Dr Hale gained her medical degree at Monash University (Hon) and after four years of hospital residency, emergency department and family practice rotations, embarked on her specialist training at the Repatriation Hospital in Heidelberg Melbourne. Her advanced training in infectious diseases included ID and microbiology training at the Alfred (VIC), John Hunter (NSW), and Royal North Shore hospitals (NSW). After four years of advanced training, Dr Hale worked as an infectious diseases consultant in the Northern Beaches area of Sydney. Returning to general medicine, she then completed a 2-year research fellowship at the Cedars Sinai Medical Center in Los Angeles, publishing two clinical trials on the cardiovascular and endometrial effects of plant and soy isoflavones (with professors Claude L Hughes and Noel C Bairey Merz).

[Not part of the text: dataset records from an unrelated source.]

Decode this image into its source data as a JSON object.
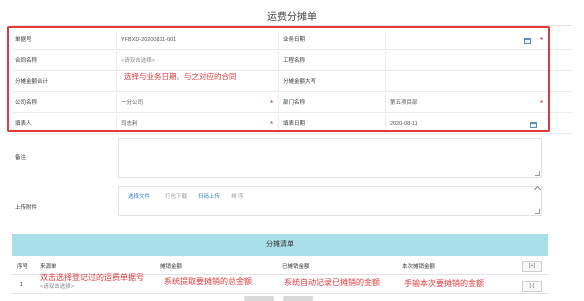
{
  "page": {
    "title": "运费分摊单"
  },
  "form": {
    "row1": {
      "label_left": "单据号",
      "value_left": "YFBXD-20200811-001",
      "label_right": "业务日期",
      "value_right": ""
    },
    "row2": {
      "label_left": "合同名称",
      "value_left": "<请双击选择>",
      "label_right": "工程名称",
      "value_right": ""
    },
    "row3": {
      "label_left": "分摊金额合计",
      "value_left": "",
      "label_right": "分摊金额大写",
      "value_right": ""
    },
    "row4": {
      "label_left": "公司名称",
      "value_left": "一分公司",
      "label_right": "部门名称",
      "value_right": "第五项目部"
    },
    "row5": {
      "label_left": "填表人",
      "value_left": "司志利",
      "label_right": "填表日期",
      "value_right": "2020-08-11"
    },
    "remark_label": "备注",
    "remark_value": "",
    "attach_label": "上传附件"
  },
  "upload": {
    "choose_file": "选择文件",
    "package_download": "打包下载",
    "scan_upload": "扫码上传",
    "sort": "排 序"
  },
  "annotations": {
    "top_hint": "选择与业务日期、与之对应的合同",
    "col1_hint": "双击选择登记过的运费单据号",
    "col2_hint": "系统提取要摊销的总金额",
    "col3_hint": "系统自动记录已摊销的金额",
    "col4_hint": "手输本次要摊销的金额"
  },
  "table": {
    "title": "分摊清单",
    "columns": [
      "序号",
      "来源单",
      "摊销金额",
      "已摊销金额",
      "本次摊销金额"
    ],
    "add_button": "[+]",
    "remove_button": "[-]",
    "rows": [
      {
        "index": "1",
        "source": "<请双击选择>",
        "amount": "",
        "amortized": "",
        "current": ""
      }
    ]
  },
  "colors": {
    "accent": "#e4393c",
    "header_bg": "#a9dfe8",
    "link": "#3b7fd0"
  }
}
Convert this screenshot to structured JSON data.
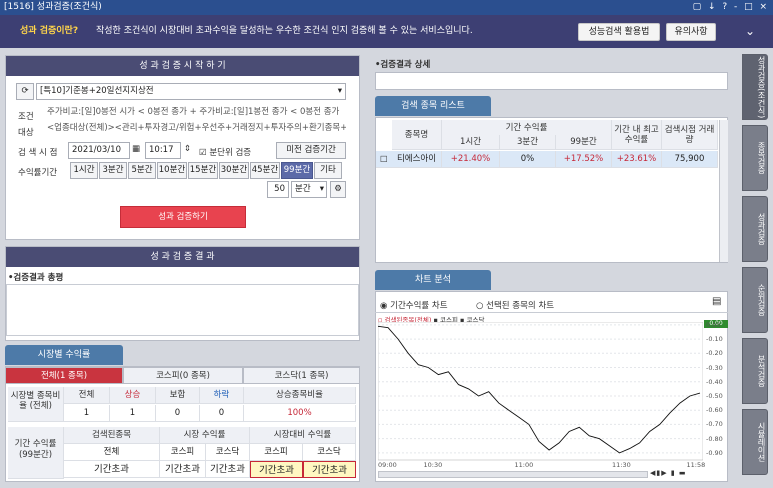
{
  "window": {
    "title": "[1516] 성과검증(조건식)",
    "controls": "▢ ↓ ? - □ ×"
  },
  "banner": {
    "question": "성과 검증이란?",
    "description": "작성한 조건식이 시장대비 초과수익을 달성하는 우수한 조건식 인지 검증해 볼 수 있는 서비스입니다.",
    "btn_guide": "성능검색 활용법",
    "btn_notes": "유의사항"
  },
  "start": {
    "header": "성 과 검 증 시 작 하 기",
    "condition_select": "[특10]기준봉+20일선지지상전",
    "label_condition": "조건",
    "label_target": "대상",
    "condition_text": "주가비교:[일]0봉전 시가 < 0봉전 종가 + 주가비교:[일]1봉전 종가 < 0봉전 종가",
    "target_text": "<업종대상(전체)><관리+투자경고/위험+우선주+거래정지+투자주의+환기종목+정",
    "label_time": "검 색 시 점",
    "date": "2021/03/10",
    "time": "10:17",
    "chk_minute": "분단위 검증",
    "btn_past": "미전 검증기간",
    "label_period": "수익률기간",
    "periods": [
      "1시간",
      "3분간",
      "5분간",
      "10분간",
      "15분간",
      "30분간",
      "45분간",
      "99분간",
      "기타"
    ],
    "selected_period": "99분간",
    "custom_value": "50",
    "custom_unit": "분간",
    "run_button": "성과 검증하기"
  },
  "result": {
    "header": "성 과 검 증 결 과",
    "summary_label": "•검증결과 총평"
  },
  "market": {
    "tab_title": "시장별 수익률",
    "tabs": [
      "전체(1 종목)",
      "코스피(0 종목)",
      "코스닥(1 종목)"
    ],
    "row1_label": "시장별 종목비율 (전체)",
    "row1_headers": [
      "전체",
      "상승",
      "보합",
      "하락",
      "상승종목비율"
    ],
    "row1_values": [
      "1",
      "1",
      "0",
      "0",
      "100%"
    ],
    "row2_label": "기간 수익률 (99분간)",
    "row2_groups": [
      "검색된종목",
      "시장 수익률",
      "시장대비 수익률"
    ],
    "row2_headers": [
      "전체",
      "코스피",
      "코스닥",
      "코스피",
      "코스닥"
    ],
    "row2_values": [
      "기간초과",
      "기간초과",
      "기간초과",
      "기간초과",
      "기간초과"
    ]
  },
  "detail": {
    "label": "•검증결과 상세"
  },
  "list": {
    "tab_title": "검색 종목 리스트",
    "headers": {
      "name": "종목명",
      "period_group": "기간 수익률",
      "h1": "1시간",
      "h3": "3분간",
      "h99": "99분간",
      "max": "기간 내 최고수익률",
      "volume": "검색시점 거래량"
    },
    "rows": [
      {
        "name": "티에스아이",
        "r1": "+21.40%",
        "r3": "0%",
        "r99": "+17.52%",
        "max": "+23.61%",
        "volume": "75,900"
      }
    ]
  },
  "chart": {
    "tab_title": "차트 분석",
    "radio1": "기간수익률 차트",
    "radio2": "선택된 종목의 차트",
    "legend": "검색된종목(전체)",
    "legend2": "코스피",
    "legend3": "코스닥",
    "current_label": "0.00"
  },
  "chart_data": {
    "type": "line",
    "x": [
      "09:00",
      "10:30",
      "11:00",
      "11:30",
      "11:58"
    ],
    "y_ticks": [
      "0.00",
      "-0.10",
      "-0.20",
      "-0.30",
      "-0.40",
      "-0.50",
      "-0.60",
      "-0.70",
      "-0.80",
      "-0.90"
    ],
    "ylim": [
      -0.95,
      0.02
    ],
    "series": [
      {
        "name": "검색된종목(전체)",
        "values": [
          -0.01,
          -0.02,
          -0.1,
          -0.2,
          -0.28,
          -0.3,
          -0.35,
          -0.33,
          -0.42,
          -0.45,
          -0.5,
          -0.47,
          -0.55,
          -0.6,
          -0.65,
          -0.7,
          -0.82,
          -0.88,
          -0.83,
          -0.75,
          -0.72,
          -0.78,
          -0.8,
          -0.85,
          -0.9,
          -0.87,
          -0.83,
          -0.75,
          -0.7,
          -0.62,
          -0.55,
          -0.5,
          -0.48
        ]
      }
    ]
  },
  "sidebar": [
    "성과검증(조건식)",
    "종목검증",
    "성과검증",
    "순위검증",
    "분석검증",
    "시뮬레이션"
  ]
}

In 2001, Dr Hale returned to Australia to embark on her PhD at the University of Sydney with Professor Ian Fraser. Continuing on from her studies in Los Angeles, she studied the hormonal dynamics underlying the midlife and menopause transition. As a result, she published several papers and her observations have made an important contribution to the understanding of menopausal health.
During her PhD and for several years after, Dr Hale was the primary specialist physician at the Port Hedland hospital in remote WA, gaining valuable experience in general medicine, community acquired and chronic infections, type II diabetes, heart failure, alcoholic liver disease and indigenous health/disease. In 2011, she finally left WA and moved to the sunshine coast and resumed both general medicine and infectious diseases. Over the next 4-5 years, she also studied ‘systems-biology’ approach to diagnosis (with the Institute of Functional Medicine in the USA) and became a certified practitioner in Functional Medicine in 2016.
Dr Hale’s functional medicine approach involves undertaking a meticulous patient assessment which she considers to be in alignment with the principles of her physician training. It also enables her to keep learning new information and new tools to diagnose, manage and prevent disease while striving to minimise harm.